Secondo i già citati sondaggi la fiducia della popolazione palestinese nei confronti dell’Autorità Nazionale Palestinese è ai minimi storici. Tra corruzione e impotenza moltissimi giudicano l’ANP né più né meno che collaborazionisti degli occupanti.
Sempre nel 2022 l’ormai generalmente rimossa (in Occidente) “questione palestinese” è tornata per un momento all’attenzione dell’opinione pubblica con l’uccisione, l’11 maggio, della famosissima giornalista palestinese Shireen Abu Akleh avvenuta durante un raid dell’esercito israeliano nel campo profughi di Jenin. Il filmato delle insensate cariche della polizia israeliana contro il funerale della giornalista hanno fatto il giro del mondo sollevando interrogativi anche tra coloro che di solito difendono senza se e senza ma la causa israeliana.

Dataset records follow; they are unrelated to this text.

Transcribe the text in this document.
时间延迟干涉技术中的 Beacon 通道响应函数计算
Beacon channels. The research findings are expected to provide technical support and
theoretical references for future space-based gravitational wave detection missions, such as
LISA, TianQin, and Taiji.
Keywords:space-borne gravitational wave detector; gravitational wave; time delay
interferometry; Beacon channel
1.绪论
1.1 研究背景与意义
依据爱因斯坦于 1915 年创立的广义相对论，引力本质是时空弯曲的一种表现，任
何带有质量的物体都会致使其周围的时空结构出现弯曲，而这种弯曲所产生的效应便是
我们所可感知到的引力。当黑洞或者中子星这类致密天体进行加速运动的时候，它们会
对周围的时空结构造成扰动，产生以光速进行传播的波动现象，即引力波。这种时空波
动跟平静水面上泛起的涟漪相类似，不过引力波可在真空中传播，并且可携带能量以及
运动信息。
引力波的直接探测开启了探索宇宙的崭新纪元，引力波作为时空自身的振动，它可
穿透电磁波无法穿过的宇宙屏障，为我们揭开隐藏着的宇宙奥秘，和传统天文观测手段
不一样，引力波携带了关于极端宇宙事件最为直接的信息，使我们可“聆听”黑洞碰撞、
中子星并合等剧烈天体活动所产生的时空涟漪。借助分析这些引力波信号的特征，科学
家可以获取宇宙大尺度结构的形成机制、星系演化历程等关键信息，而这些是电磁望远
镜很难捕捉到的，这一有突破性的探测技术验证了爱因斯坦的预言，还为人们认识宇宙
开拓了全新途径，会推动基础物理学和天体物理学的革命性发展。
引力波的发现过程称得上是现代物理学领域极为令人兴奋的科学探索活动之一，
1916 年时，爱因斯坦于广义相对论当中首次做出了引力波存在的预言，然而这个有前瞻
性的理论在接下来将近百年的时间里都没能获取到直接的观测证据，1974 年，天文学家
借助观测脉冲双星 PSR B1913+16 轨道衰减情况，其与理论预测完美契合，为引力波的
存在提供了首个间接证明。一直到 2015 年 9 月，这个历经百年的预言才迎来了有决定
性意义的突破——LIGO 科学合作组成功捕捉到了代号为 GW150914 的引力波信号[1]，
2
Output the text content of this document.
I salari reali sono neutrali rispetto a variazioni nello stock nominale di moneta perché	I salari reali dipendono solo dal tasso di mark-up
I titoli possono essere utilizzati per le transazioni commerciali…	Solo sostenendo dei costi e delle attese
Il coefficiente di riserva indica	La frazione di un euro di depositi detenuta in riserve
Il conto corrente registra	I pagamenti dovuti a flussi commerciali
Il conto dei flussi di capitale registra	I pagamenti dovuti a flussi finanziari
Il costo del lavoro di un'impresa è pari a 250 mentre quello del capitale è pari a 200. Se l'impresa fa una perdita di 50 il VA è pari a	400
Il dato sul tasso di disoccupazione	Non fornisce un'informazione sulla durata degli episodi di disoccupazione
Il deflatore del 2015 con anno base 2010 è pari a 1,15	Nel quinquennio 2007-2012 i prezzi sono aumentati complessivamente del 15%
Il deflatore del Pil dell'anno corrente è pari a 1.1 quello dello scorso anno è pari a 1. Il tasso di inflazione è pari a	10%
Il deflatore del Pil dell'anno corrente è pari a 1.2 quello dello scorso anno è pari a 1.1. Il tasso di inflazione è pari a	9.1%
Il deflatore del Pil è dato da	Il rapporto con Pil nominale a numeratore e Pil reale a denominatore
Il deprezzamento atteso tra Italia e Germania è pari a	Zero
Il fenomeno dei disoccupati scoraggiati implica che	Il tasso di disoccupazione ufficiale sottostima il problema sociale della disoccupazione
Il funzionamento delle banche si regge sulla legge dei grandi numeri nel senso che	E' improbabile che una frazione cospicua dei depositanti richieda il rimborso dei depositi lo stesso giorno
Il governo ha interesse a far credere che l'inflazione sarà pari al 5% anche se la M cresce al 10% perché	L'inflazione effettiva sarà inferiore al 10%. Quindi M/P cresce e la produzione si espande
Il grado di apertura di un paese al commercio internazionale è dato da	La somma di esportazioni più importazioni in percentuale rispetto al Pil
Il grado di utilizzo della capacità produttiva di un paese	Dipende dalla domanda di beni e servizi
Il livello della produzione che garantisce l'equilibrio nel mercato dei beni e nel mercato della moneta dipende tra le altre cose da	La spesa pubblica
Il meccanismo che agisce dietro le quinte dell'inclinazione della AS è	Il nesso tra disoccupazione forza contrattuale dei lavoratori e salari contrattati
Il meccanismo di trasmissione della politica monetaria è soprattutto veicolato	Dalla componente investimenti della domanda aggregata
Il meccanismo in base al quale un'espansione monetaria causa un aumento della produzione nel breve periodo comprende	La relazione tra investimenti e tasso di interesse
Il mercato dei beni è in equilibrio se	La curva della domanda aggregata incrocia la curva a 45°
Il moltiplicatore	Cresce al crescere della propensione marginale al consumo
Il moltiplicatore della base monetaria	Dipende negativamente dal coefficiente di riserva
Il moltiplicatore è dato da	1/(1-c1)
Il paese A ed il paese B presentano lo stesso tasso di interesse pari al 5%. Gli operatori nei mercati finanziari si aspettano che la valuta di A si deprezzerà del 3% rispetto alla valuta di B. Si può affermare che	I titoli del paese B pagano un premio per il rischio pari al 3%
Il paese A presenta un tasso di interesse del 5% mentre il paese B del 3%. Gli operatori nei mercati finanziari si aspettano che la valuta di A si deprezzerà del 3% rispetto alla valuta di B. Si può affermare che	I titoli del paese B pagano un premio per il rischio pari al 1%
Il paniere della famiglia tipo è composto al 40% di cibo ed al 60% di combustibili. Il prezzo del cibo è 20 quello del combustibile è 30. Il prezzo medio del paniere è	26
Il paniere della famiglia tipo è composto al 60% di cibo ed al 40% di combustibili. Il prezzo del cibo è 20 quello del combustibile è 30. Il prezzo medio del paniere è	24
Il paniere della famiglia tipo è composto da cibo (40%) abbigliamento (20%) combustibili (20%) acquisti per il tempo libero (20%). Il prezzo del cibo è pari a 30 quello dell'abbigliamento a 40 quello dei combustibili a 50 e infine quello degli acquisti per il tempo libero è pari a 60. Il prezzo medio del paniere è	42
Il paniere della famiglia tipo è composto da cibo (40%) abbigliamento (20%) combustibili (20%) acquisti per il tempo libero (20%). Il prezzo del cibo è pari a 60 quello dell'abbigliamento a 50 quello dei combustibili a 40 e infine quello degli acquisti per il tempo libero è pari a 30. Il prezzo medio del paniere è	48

Ultimo, ma non meno importante evento del 2022 sono state le ennesime elezioni politiche in Israele (le quinte in tre anni) che hanno visto una nuova resurrezione politica dell’intramontabile Benjamin Netanyahu e un grande successo dell’estrema-destra israeliana il cui volto più popolare è per l’appunto il nuovo Ministro per la Sicurezza Nazionale Ben Gvir. Lo Stato d’Israele non è mai stato così a destra dalla sua nascita. Una deriva che sta destando più di una preoccupazione anche a Washington. Le posizioni della destra suprematista israeliana non sono oltranziste solo nei confronti dei palestinesi e della minoranza arabo-israeliana, ma reazionarie e oscurantiste anche per quel che riguarda gli aspetti della politica interna e sociale del paese.
Di questa mattina la notizia della “passeggiata” di Ben Gvir sulla Spianata delle Moschee. Una mossa in tutto e per tutto identica a quella di Ariel Sharon il 28 settembre 2000. Una mossa che se da un lato portò fortuna all’ex generale israeliano e leader della destra del Likud che l’anno dopo stravinse le elezioni scalzando il labusita Barak dall’altro fece esplodere la Seconda Intifada che tra la fine del 2000 e l’inizio del 2005 provocherà la morte di 5.500 palestinesi e un migliaio di israeliani.
Sempre di oggi la notizia dell’ennesimo raid israeliano nel campo profughi di Dheisha che ha portato, come documentato dalla carovana di solidarietà West Climbing Bank presente nei Territori in questi giorni, all’uccisione di Adam Aydd, un ragazzo palestinese di 16 anni.
Se l’anno buono si vede dall’inizio questo 3 gennaio 2023 non testimonia bene.